Data unit tests are automated checks that validate individual data records against the rules defined in a data model or schema.
They ensure that each piece of data conforms to expectations such as required fields, value ranges, pattern formats, and conditional logic before the data is used downstream (e.g., in analytics, simulations, or reporting).

In the energy domain, data unit tests can be used to catch common modeling errors.

Examples of Test cases
  • PowerTransformer rating – Verify that a PowerTransformer entity has a BaseVoltage attribute that falls within a realistic range.
  • Transmission line length – Ensure that a transmission line entity’s length attribute is a non‑negative decimal.
  • Meter reading timestamp – Check that a MeterReading time attribute follows an ISO‑8601 timestamp pattern.

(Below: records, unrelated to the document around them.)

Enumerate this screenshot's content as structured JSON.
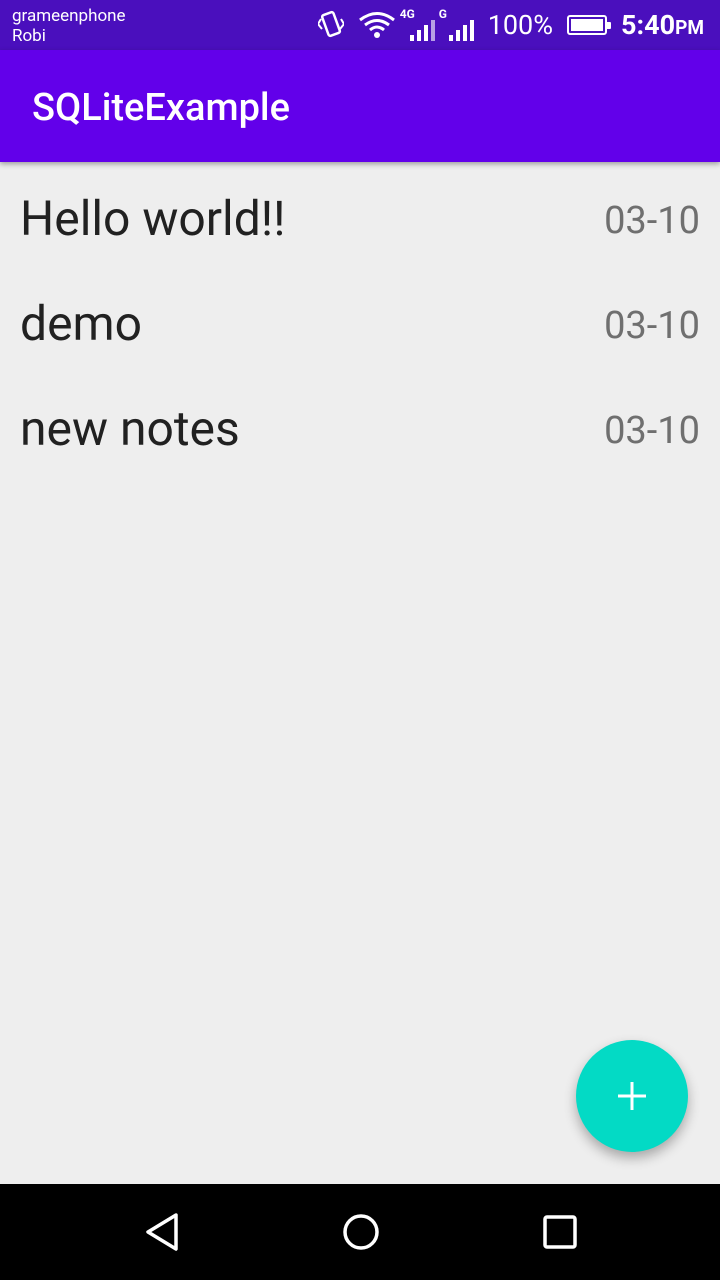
{
  "status_bar": {
    "carrier_1": "grameenphone",
    "carrier_2": "Robi",
    "network_1": "4G",
    "network_2": "G",
    "battery": "100%",
    "time": "5:40",
    "ampm": "PM",
    "icons": [
      "vibrate-icon",
      "wifi-icon",
      "signal-4g-icon",
      "signal-g-icon",
      "battery-icon"
    ]
  },
  "app_bar": {
    "title": "SQLiteExample",
    "color": "#6200ea"
  },
  "notes": [
    {
      "title": "Hello world!!",
      "date": "03-10"
    },
    {
      "title": "demo",
      "date": "03-10"
    },
    {
      "title": "new notes",
      "date": "03-10"
    }
  ],
  "fab": {
    "icon": "plus-icon",
    "color": "#03dac5"
  },
  "nav_bar": {
    "icons": [
      "back-icon",
      "home-icon",
      "recents-icon"
    ]
  }
}
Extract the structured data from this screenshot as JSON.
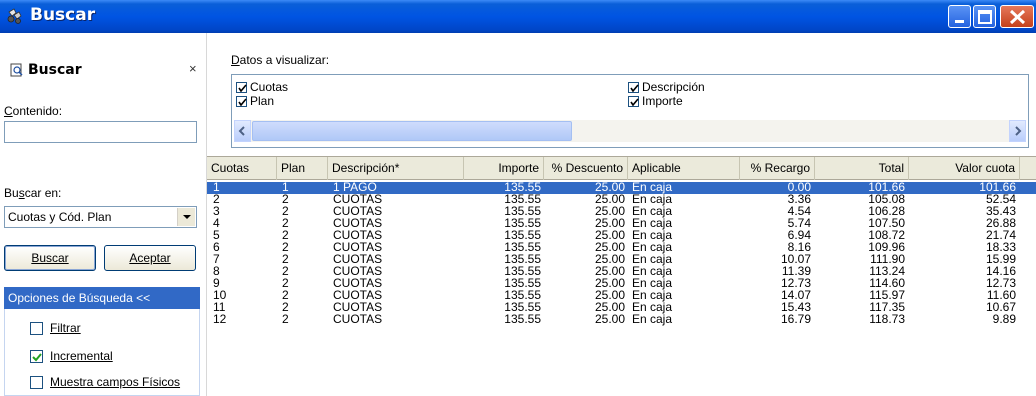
{
  "window": {
    "title": "Buscar"
  },
  "left_panel": {
    "header": "Buscar",
    "close_glyph": "×",
    "content_label": "Contenido:",
    "content_value": "",
    "search_in_label": "Buscar en:",
    "search_in_value": "Cuotas y Cód. Plan",
    "search_button": "Buscar",
    "accept_button": "Aceptar",
    "options_header": "Opciones de Búsqueda  <<",
    "options": [
      {
        "label": "Filtrar",
        "checked": false
      },
      {
        "label": "Incremental",
        "checked": true
      },
      {
        "label": "Muestra campos Físicos",
        "checked": false
      }
    ]
  },
  "display": {
    "title": "Datos a visualizar:",
    "items": [
      {
        "label": "Cuotas",
        "checked": true
      },
      {
        "label": "Plan",
        "checked": true
      },
      {
        "label": "Descripción",
        "checked": true
      },
      {
        "label": "Importe",
        "checked": true
      }
    ]
  },
  "grid": {
    "columns": [
      "Cuotas",
      "Plan",
      "Descripción*",
      "Importe",
      "% Descuento",
      "Aplicable",
      "% Recargo",
      "Total",
      "Valor cuota"
    ],
    "selected_row": 0,
    "rows": [
      [
        "1",
        "1",
        "1 PAGO",
        "135.55",
        "25.00",
        "En caja",
        "0.00",
        "101.66",
        "101.66"
      ],
      [
        "2",
        "2",
        "CUOTAS",
        "135.55",
        "25.00",
        "En caja",
        "3.36",
        "105.08",
        "52.54"
      ],
      [
        "3",
        "2",
        "CUOTAS",
        "135.55",
        "25.00",
        "En caja",
        "4.54",
        "106.28",
        "35.43"
      ],
      [
        "4",
        "2",
        "CUOTAS",
        "135.55",
        "25.00",
        "En caja",
        "5.74",
        "107.50",
        "26.88"
      ],
      [
        "5",
        "2",
        "CUOTAS",
        "135.55",
        "25.00",
        "En caja",
        "6.94",
        "108.72",
        "21.74"
      ],
      [
        "6",
        "2",
        "CUOTAS",
        "135.55",
        "25.00",
        "En caja",
        "8.16",
        "109.96",
        "18.33"
      ],
      [
        "7",
        "2",
        "CUOTAS",
        "135.55",
        "25.00",
        "En caja",
        "10.07",
        "111.90",
        "15.99"
      ],
      [
        "8",
        "2",
        "CUOTAS",
        "135.55",
        "25.00",
        "En caja",
        "11.39",
        "113.24",
        "14.16"
      ],
      [
        "9",
        "2",
        "CUOTAS",
        "135.55",
        "25.00",
        "En caja",
        "12.73",
        "114.60",
        "12.73"
      ],
      [
        "10",
        "2",
        "CUOTAS",
        "135.55",
        "25.00",
        "En caja",
        "14.07",
        "115.97",
        "11.60"
      ],
      [
        "11",
        "2",
        "CUOTAS",
        "135.55",
        "25.00",
        "En caja",
        "15.43",
        "117.35",
        "10.67"
      ],
      [
        "12",
        "2",
        "CUOTAS",
        "135.55",
        "25.00",
        "En caja",
        "16.79",
        "118.73",
        "9.89"
      ]
    ]
  },
  "colors": {
    "titlebar": "#0054e3",
    "selection": "#316ac5",
    "options_header": "#3169c6"
  }
}
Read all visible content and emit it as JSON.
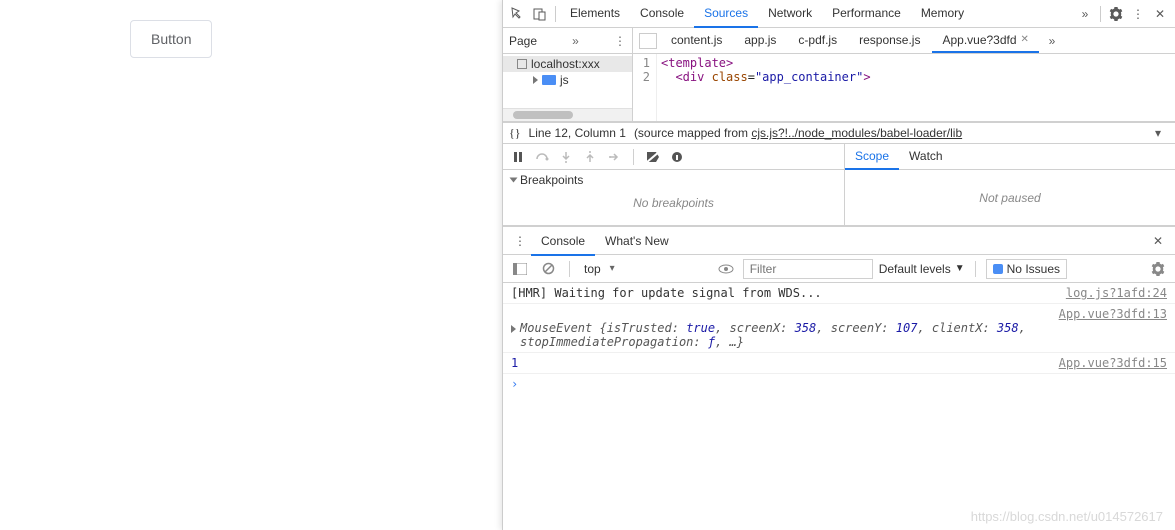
{
  "page": {
    "button_label": "Button"
  },
  "devtools": {
    "panels": [
      "Elements",
      "Console",
      "Sources",
      "Network",
      "Performance",
      "Memory"
    ],
    "panels_active": "Sources",
    "page_label": "Page",
    "tree_root": "localhost:xxx",
    "tree_folder": "js",
    "file_tabs": [
      "content.js",
      "app.js",
      "c-pdf.js",
      "response.js",
      "App.vue?3dfd"
    ],
    "file_tab_active": "App.vue?3dfd",
    "code_lines": [
      {
        "n": 1,
        "html": "<span class='tag'>&lt;template&gt;</span>"
      },
      {
        "n": 2,
        "html": "&nbsp;&nbsp;<span class='tag'>&lt;div</span> <span class='attr-name'>class</span>=<span class='attr-val'>\"app_container\"</span><span class='tag'>&gt;</span>"
      }
    ],
    "status_line_col": "Line 12, Column 1",
    "status_mapped": "(source mapped from ",
    "status_link": "cjs.js?!../node_modules/babel-loader/lib",
    "breakpoints_label": "Breakpoints",
    "no_breakpoints": "No breakpoints",
    "scope_tabs": [
      "Scope",
      "Watch"
    ],
    "scope_active": "Scope",
    "not_paused": "Not paused",
    "console_tabs": [
      "Console",
      "What's New"
    ],
    "console_active": "Console",
    "context": "top",
    "filter_placeholder": "Filter",
    "levels_label": "Default levels",
    "no_issues_label": "No Issues",
    "log_hmr": "[HMR] Waiting for update signal from WDS...",
    "log_hmr_src": "log.js?1afd:24",
    "log_event_src1": "App.vue?3dfd:13",
    "log_event_prefix": "MouseEvent ",
    "log_event_obj": "{isTrusted: <span class='kw-true'>true</span>, screenX: <span class='kw-num'>358</span>, screenY: <span class='kw-num'>107</span>, clientX: <span class='kw-num'>358</span>, stopImmediatePropagation: <span class='kw-func'>ƒ</span>, …}",
    "log_one": "1",
    "log_one_src": "App.vue?3dfd:15"
  },
  "watermark": "https://blog.csdn.net/u014572617"
}
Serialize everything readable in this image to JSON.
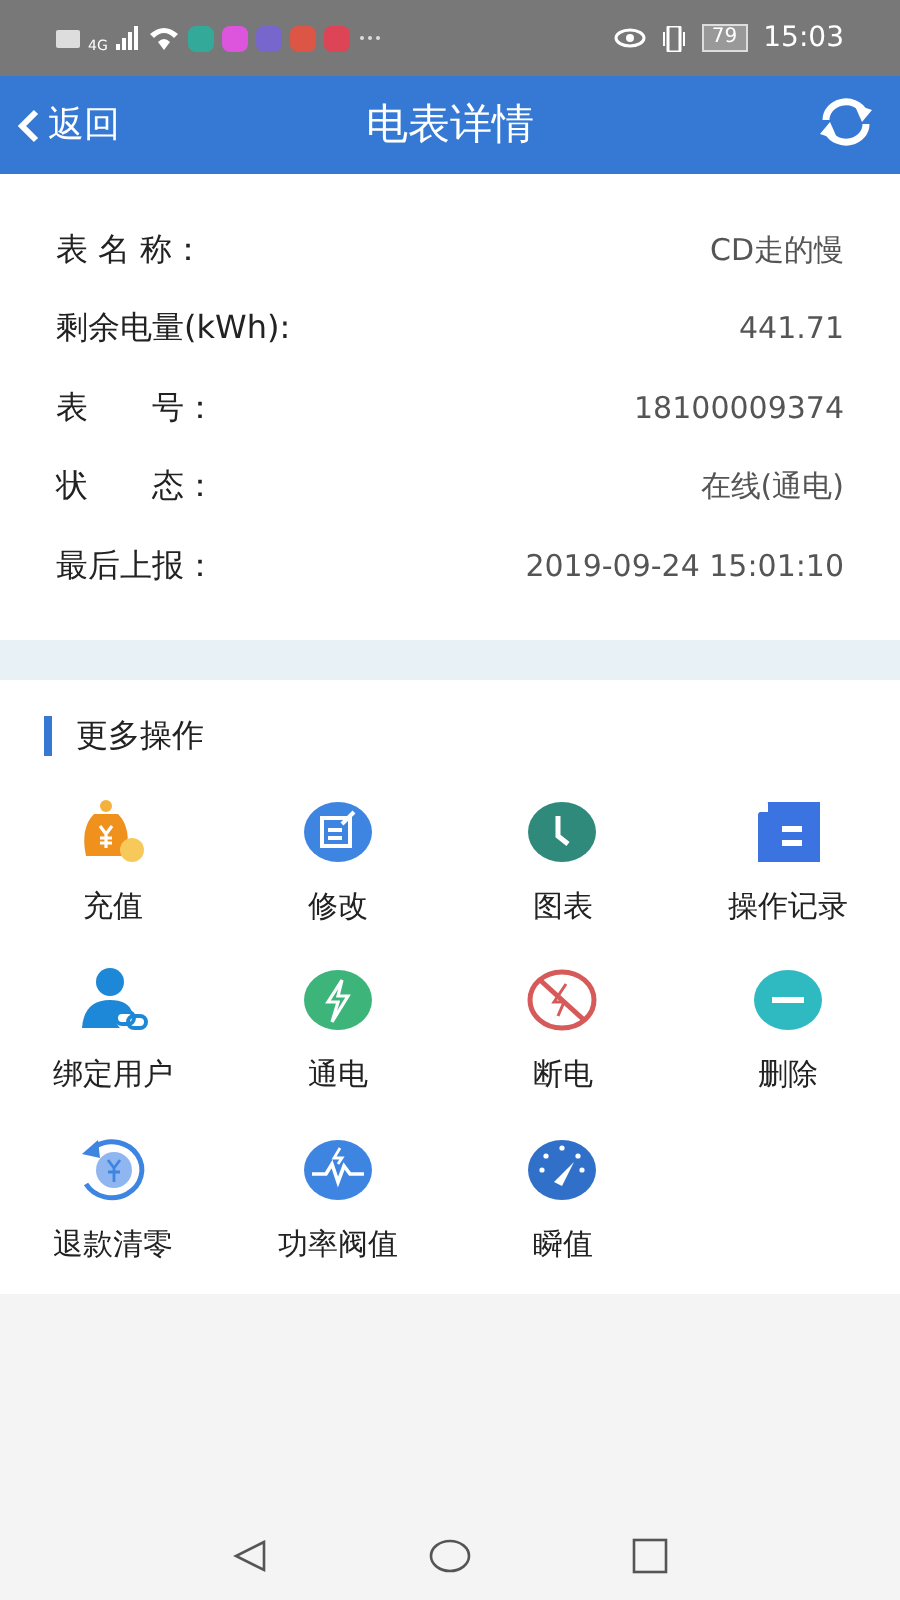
{
  "status_bar": {
    "network": "4G",
    "battery": "79",
    "time": "15:03"
  },
  "header": {
    "back": "返回",
    "title": "电表详情"
  },
  "details": [
    {
      "label": "表 名 称：",
      "value": "CD走的慢"
    },
    {
      "label": "剩余电量(kWh):",
      "value": "441.71"
    },
    {
      "label": "表　　号：",
      "value": "18100009374"
    },
    {
      "label": "状　　态：",
      "value": "在线(通电)"
    },
    {
      "label": "最后上报：",
      "value": "2019-09-24 15:01:10"
    }
  ],
  "section_title": "更多操作",
  "actions": [
    {
      "kind": "recharge",
      "label": "充值"
    },
    {
      "kind": "edit",
      "label": "修改"
    },
    {
      "kind": "chart",
      "label": "图表"
    },
    {
      "kind": "log",
      "label": "操作记录"
    },
    {
      "kind": "bind",
      "label": "绑定用户"
    },
    {
      "kind": "power_on",
      "label": "通电"
    },
    {
      "kind": "power_off",
      "label": "断电"
    },
    {
      "kind": "delete",
      "label": "删除"
    },
    {
      "kind": "refund",
      "label": "退款清零"
    },
    {
      "kind": "threshold",
      "label": "功率阀值"
    },
    {
      "kind": "instant",
      "label": "瞬值"
    }
  ]
}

These tests help maintain data quality, reduce downstream errors, and provide early feedback to data producers.

Data Modelling

To run the data unit tests in your data hub, both the test and your data need to be expressed using the same data model.
A test that validates the power attribute of a WindGeneratingUnit will not work if your dataset uses a different table name (e.g., Turbines) or a different attribute name (e.g., installedPower).
In erwartung, tests are defined using the Common Information Model (CIM), a data model widely adopted by grid operators.
To support other data models, erwartung provides a mapping template that lets you translate your own terminology to the CIM terms.

Categories of data tests

In this section, the categories of test cases which can be defined are shown.

Required attributes

Attributes can be defined as required, meaning that tests fail for entities that do not have these attributes:

 Tower:
    is_a: Structure
    slot_usage:
      height:
        required: true

Range of attributes

The range of attributes can be defined. Ranges can either be types like decimal or string, or they can be other classes, or types:

Structure:
  attributes:
    height:
      range: decimal
LinkML provides more information on ranges.

Number values - Upper and lower boundaries

For attributes with a range decimal or integer, upper and lower boundaries can be set using maximum_value and minimum_value:

 Tower:
    is_a: Structure
    slot_usage:
      height:
        maximum_value: 200
        minimum_value: 0

String values - Regular Expressions

Regular expressions can be used to test string values. They are defined as pattern:

 IdentifiedObject:
    class_uri: cim:IdentifiedObject
    attributes:
      mRID:
        pattern: "^[0-9a-fA-F]{8}-[0-9a-fA-F]{4}-[0-9a-fA-F]{4}-[0-9a-fA-F]{4}-[0-9a-fA-F]{12}$"

Rule based testing

All of the above tests can be defined conditionally, meaning that they only trigger if some condition is satisfied. In this example, the maximum height check is only triggered if the material is of type wood:

Tower:
    is_a: Structure
    rules:
      - description: "If a tower is made of wood, its height needs to be smaller than 40m."
        preconditions:
          slot_conditions:
            materialKind:
              equals_string: wood
        postconditions:
          slot_conditions:
            height:
              maximum_value: 40

And More

The tests described above are all part of the core functionality of LinkML. We plan to add more testing capabilities either to the core package of LinkML, or by writing our own software that extends the schemas from LinkML.